Monday, March 26, 2007

Textos críticos editados na Revista Alentejo (edição bimensal da Casa do Alentejo) sobre trabalhos discográficos editados em Portugal; por Miguel Esteves. Edição n.º 6, Março / Abril de 2005; © Ambiguae Edições, 2003; título: pianoencontrabaixo

pianoencontrabaixo
Uma nova etiqueta apresenta-nos um inovador trabalho discográfico de dois novos músicos, numa aposta nova e arrojada, tudo isto, no Alentejo! Com efeito, talvez relembrando-nos que por cá também podemos produzir e com qualidade, que também podemos dar vida a uma indústria produtiva, alicerçada na nossa própria cultura e gentes, uma nova editora com o selo Ambiguae Edições vem apresentar-nos a sua primeira edição discográfica, estreando-se com o projecto pianoencontrabaixo, que tal como o nome indica, vem juntar aqueles dois instrumentos num diálogo que nos traz ao presente algumas das melhores composições que se escreveram para contrabaixo, por autores de expoente máximo da cultura da humanidade, evidenciando as qualidades e o virtuosismo específicos deste instrumento. Numa aposta pouco usual e arriscada, mas nem por isso menos meritória, esta editora dá-nos a conhecer o contrabaixista Carlos Menezes, natural de Estremoz, acompanhado pelo pianista italiano Mauro Dilema, que com um virtuosismo, inesperado para os mais cépticos, interpretam peças de Constantin Dimitrescu, Attilio Ariosti, Rodion Shchedrin, Carl Nielsen, Serge Koussevitsky e Astor Piazzolla. Todas as peças presentes neste trabalho foram originalmente escritas para contrabaixo, como instrumento solista, aqui interpretadas com o acompanhamento do piano. A excepção refere-se à última peça do disco, escrita por Astor Piazzolla para quinteto de contrabaixo, piano, violino, viola dedilhada e bandoleon. Temos assim um trabalho de música erudita, do barroco ao contemporâneo, que apresenta dois músicos de qualidade inegável e universalmente reconhecível, produzido de forma cuidada, a não perder, por todas as razões, nomeadamente para os que não hesitarão em repousar os ouvidos neste som de cor terra forte, surdo e ao mesmo tempo intenso, na respiração e na vibração do arco do contrabaixo, nos diálogos, na genialidade dos compositores que aqui estão representados. Com uma apresentação gráfica interessante, porventura condicionados pela limitação física que constituem os discos compactos dos nosso dias, bem distantes da liberdade, em termos do espaço físico disponível, dos vinil de antigamente, são-nos ainda assim apresentados os compositores presentes, através de textos biográficos excelentes, sucintos pelas razões expressas, mas muito interessantes e elucidativos, da autoria de Octávio Martins. Um bónus!

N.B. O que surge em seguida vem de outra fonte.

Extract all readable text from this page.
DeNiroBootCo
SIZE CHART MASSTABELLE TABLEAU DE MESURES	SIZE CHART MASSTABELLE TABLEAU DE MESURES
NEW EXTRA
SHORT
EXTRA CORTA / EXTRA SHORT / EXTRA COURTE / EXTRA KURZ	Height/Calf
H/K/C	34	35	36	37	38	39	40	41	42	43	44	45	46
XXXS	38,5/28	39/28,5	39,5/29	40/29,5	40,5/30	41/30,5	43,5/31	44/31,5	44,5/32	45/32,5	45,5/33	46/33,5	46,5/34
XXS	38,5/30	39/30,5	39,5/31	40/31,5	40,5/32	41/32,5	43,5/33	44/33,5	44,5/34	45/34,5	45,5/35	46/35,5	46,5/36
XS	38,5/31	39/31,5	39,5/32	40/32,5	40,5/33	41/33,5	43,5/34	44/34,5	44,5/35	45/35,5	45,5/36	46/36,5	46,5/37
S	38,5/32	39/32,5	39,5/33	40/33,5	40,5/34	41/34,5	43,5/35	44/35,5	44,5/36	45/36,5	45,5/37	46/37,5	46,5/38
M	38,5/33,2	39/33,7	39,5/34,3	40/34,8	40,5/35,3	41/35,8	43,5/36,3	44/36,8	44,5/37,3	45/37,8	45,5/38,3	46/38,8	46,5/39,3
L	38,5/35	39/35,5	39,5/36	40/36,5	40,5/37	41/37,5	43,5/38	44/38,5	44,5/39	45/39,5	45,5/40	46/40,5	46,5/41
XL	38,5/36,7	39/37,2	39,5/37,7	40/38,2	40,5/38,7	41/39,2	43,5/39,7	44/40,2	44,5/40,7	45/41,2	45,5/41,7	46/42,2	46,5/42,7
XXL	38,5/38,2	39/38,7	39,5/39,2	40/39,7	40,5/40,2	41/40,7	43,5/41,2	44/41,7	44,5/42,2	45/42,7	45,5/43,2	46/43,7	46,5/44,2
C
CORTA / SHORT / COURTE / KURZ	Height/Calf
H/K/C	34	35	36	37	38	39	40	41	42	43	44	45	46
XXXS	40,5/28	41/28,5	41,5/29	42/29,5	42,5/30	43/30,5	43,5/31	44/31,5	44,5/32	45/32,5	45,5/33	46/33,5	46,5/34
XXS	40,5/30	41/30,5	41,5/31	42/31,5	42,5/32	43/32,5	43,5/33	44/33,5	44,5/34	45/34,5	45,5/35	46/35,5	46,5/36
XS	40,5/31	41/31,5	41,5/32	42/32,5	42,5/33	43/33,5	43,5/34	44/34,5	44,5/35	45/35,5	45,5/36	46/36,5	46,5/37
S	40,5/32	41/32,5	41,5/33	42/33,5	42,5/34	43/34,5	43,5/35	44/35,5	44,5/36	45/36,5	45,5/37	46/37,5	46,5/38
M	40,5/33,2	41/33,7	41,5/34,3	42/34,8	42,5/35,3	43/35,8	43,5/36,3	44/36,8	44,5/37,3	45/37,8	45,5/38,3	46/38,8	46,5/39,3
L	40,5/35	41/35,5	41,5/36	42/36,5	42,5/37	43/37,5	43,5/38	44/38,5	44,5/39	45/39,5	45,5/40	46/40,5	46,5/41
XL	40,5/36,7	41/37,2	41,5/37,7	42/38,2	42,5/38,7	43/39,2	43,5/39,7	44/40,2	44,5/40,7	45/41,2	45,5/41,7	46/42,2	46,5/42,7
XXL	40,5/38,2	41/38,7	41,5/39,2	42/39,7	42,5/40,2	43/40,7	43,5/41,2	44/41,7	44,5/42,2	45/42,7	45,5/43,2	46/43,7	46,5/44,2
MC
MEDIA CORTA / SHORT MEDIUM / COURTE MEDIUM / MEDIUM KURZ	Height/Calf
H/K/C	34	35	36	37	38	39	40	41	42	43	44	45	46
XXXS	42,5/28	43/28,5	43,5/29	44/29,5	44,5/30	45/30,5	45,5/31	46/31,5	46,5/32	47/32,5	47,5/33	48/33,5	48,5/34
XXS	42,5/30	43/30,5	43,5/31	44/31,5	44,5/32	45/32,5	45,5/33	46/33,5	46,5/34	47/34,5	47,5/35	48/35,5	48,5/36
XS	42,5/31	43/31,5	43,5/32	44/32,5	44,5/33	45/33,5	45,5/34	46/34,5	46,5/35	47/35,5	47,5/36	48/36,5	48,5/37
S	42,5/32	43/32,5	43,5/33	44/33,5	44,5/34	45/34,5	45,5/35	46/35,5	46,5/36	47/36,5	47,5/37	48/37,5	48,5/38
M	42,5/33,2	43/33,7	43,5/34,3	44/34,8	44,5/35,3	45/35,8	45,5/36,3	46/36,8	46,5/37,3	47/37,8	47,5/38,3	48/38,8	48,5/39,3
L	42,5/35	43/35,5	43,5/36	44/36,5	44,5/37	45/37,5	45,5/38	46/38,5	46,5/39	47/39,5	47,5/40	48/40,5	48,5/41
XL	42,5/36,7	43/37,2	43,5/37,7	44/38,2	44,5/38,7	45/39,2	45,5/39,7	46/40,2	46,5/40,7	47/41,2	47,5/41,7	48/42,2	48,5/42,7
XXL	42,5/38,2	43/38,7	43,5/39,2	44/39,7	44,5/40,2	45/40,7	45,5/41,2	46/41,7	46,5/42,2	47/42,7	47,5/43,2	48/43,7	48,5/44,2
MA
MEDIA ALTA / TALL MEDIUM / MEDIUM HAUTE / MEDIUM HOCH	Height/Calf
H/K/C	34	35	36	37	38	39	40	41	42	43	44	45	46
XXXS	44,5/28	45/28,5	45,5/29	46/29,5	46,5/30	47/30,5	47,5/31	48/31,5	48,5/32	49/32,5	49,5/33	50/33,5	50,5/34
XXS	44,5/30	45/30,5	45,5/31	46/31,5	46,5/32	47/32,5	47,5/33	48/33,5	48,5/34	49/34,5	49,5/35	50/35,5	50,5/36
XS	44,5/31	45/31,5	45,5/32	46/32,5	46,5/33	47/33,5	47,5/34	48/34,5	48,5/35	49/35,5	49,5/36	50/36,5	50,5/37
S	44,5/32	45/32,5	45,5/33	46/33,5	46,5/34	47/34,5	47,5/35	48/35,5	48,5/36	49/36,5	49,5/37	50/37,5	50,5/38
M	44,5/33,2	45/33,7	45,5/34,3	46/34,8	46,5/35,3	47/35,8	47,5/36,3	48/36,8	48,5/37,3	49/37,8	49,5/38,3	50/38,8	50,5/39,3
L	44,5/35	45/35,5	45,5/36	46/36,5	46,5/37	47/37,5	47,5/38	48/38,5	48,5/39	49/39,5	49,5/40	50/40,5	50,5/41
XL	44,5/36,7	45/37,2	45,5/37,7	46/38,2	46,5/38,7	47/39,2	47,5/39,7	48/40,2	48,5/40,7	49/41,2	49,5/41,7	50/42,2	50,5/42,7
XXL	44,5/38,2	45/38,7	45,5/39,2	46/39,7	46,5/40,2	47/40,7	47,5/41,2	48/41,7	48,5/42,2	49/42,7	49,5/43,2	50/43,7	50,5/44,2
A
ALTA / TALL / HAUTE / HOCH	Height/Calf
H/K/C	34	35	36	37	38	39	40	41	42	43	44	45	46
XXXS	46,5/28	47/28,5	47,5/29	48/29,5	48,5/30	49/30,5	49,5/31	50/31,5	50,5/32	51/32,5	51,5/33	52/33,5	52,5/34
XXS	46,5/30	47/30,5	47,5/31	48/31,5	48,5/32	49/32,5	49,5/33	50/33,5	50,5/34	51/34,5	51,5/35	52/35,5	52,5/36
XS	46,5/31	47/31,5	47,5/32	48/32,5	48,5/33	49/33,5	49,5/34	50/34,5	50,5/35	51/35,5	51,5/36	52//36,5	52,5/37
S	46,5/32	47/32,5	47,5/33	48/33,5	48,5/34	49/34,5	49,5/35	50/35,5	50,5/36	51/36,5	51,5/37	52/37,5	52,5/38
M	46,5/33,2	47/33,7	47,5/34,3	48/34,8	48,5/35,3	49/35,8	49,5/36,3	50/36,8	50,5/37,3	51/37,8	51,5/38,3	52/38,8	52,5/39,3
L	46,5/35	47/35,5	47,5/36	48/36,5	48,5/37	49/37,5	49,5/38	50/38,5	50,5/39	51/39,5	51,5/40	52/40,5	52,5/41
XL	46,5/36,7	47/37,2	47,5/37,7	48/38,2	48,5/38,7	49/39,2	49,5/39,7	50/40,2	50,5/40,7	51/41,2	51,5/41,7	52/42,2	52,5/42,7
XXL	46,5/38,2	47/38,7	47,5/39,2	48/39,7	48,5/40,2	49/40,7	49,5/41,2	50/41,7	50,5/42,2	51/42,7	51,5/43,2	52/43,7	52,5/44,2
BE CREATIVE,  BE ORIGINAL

Rompendo de alguma forma a ideia comum da nossa tradição musical, porventura redutora, este trabalho vem-nos mostrar que muitos jovens despontam, com as qualidades evidentes de uma qualquer boa sementeira, na minha opinião, também um fruto tradicional, resultado em grande medida desta mesma tradição, noutra matriz, gerada nas escolas de música e bandas que, de facto, existem e pontuam o nosso quotidiano. Os seus frutos, como será óbvio, são os nossos, os de uma sociedade que tem muito mais que “mainstream’s” ou “populares brejeiros”, e que espera que finalmente olhemos para todos, por que de todos e com todos se constrói uma memória, um país.